Certes, ce n'est pas un tremblement de terre. Mais, depuis quelques semaines, tout le monde a remarqué que, le long d'une diagonale nord-ouest/sud-est, on creuse, on réduit les largeurs des voies, on pose des balises et on enrobe les troncs d'arbres.
Les travaux pour le futur Bus à haut niveau de service défigurent temporairement les rues et créent un paysage quasi lunaire que les Aixois découvrent, qui pour se féliciter de l'avènement d'une ligne de tramway sur pneus, qui pour se plaindre de l'énorme gêne dans la circulation.
Pourtant, le BHNS est assurément un progrès en termes de transports en commun. J'ai évoqué ce projet à plusieurs reprises. Mais j'ai aussi fait état des dysfonctionnements du réseau Aix en bus et des énormes surcoûts des tentatives d'ajustements nécessaires pour le rendre le plus efficace possible.
Pour mémoire, Keolis a remporté l'appel d'offre pour la délégation de service en 2012 mais la gestion et la mise en œuvre n'ont pas été à la hauteur. Les protestations des usagers n'ont jamais cessé depuis. Par ailleurs, on pouvait espérer que les études pour la refonte du réseau seraient menées en toute logique en parallèle avec celles du BHNS. Les deux opérations étant complémentaires, difficile en effet d'imaginer qu'elles ne soient pas coordonnées. Ne serait-ce que parce que le nouveau bus implique la disparition de certaines lignes actuelles et une adaptation du réseau plus conforme aux attentes et aux besoins réels des usagers.
Mais non, les deux opérations ont été découplées et la réfome d'Aix en bus ne viendra qu'après la mise en service du BHNS. Cherchez l'erreur.
Pour couronner le tout, on vient d'apprendre que l'avenant n°3 de la délégation de service public qui avait modifié siginficativement l'enveloppe budgétaire a été annulée par le tribunal administratif sur un recours de Gérard Perrier, grand défenseur de l'environnement et des transports publics.
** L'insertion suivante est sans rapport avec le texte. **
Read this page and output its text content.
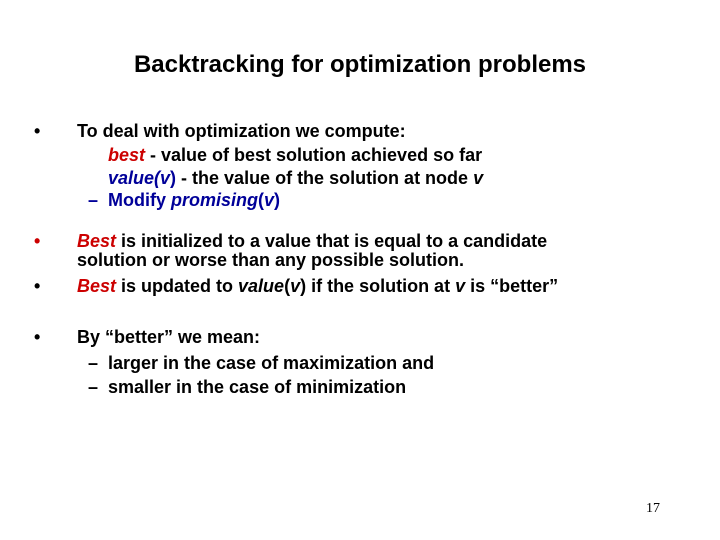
Backtracking for optimization problems
• To deal with optimization we compute:
best - value of best solution achieved so far
value(v) - the value of the solution at node v
– Modify promising(v)
• Best is initialized to a value that is equal to a candidate
solution or worse than any possible solution.
• Best is updated to value(v) if the solution at v is “better”
• By “better” we mean:
– larger in the case of maximization and
– smaller in the case of minimization
17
Je le connais bien car nous avons exercé le même métier dans le même établissement pendant quelques années. Je n'en dirai pas plus ici et renvoie mes lecteurs vers l'article pubié sur le site de Marsactu il y a trois jours qui retrace cette affaire, ainsi qu'à l'article sur l'annulation de l'avenant publié par Gérard Perrier.
Je ne peux cependant pas m'empêcher de relever que Maryse Joissains, qui aime se vanter de sa bonne gestion et qui dit tout le mal qu'elle pense de celle de la métropole et de Marseille, ferait bien de se regarder dans une glace et peut-être aussi de fermer un peu sa bouche. Pour les non avertis, surtout ne pas confondre :  28 millions (hors taxe !), ce n'est pas du tout le prix d'une baguette de pain aussi bonne soit-elle ! 

Article de Marsactu du 12 Janvier 2017

(NB : J'ai été sollicité pour donner mon avis sur cette affaire.)


(Clic sur la vignette pour lire le document)

L'article explicatif publié sur le site de Gérard Perrier le 22 décembre 2017

A Aix-en Provence, la justice annule un avenant à 19 millions d’euros

C’est une histoire inédite que Mobilettre a reconstituée. Une histoire dans laquelle un simple citoyen, Gérard Perrier, bien au fait des subtilités juridiques des contrats de délégation de service public, réussit à faire annuler un avenant de près de 20 millions voté par la communauté du pays d’Aix (CPA) en faveur de son exploitant Keolis Pays d’Aix. Une histoire instructive en ce qu’elle devrait inciter toutes les autorités organisatrices à davantage de rigueur dans la passation des avenants d’exploitation.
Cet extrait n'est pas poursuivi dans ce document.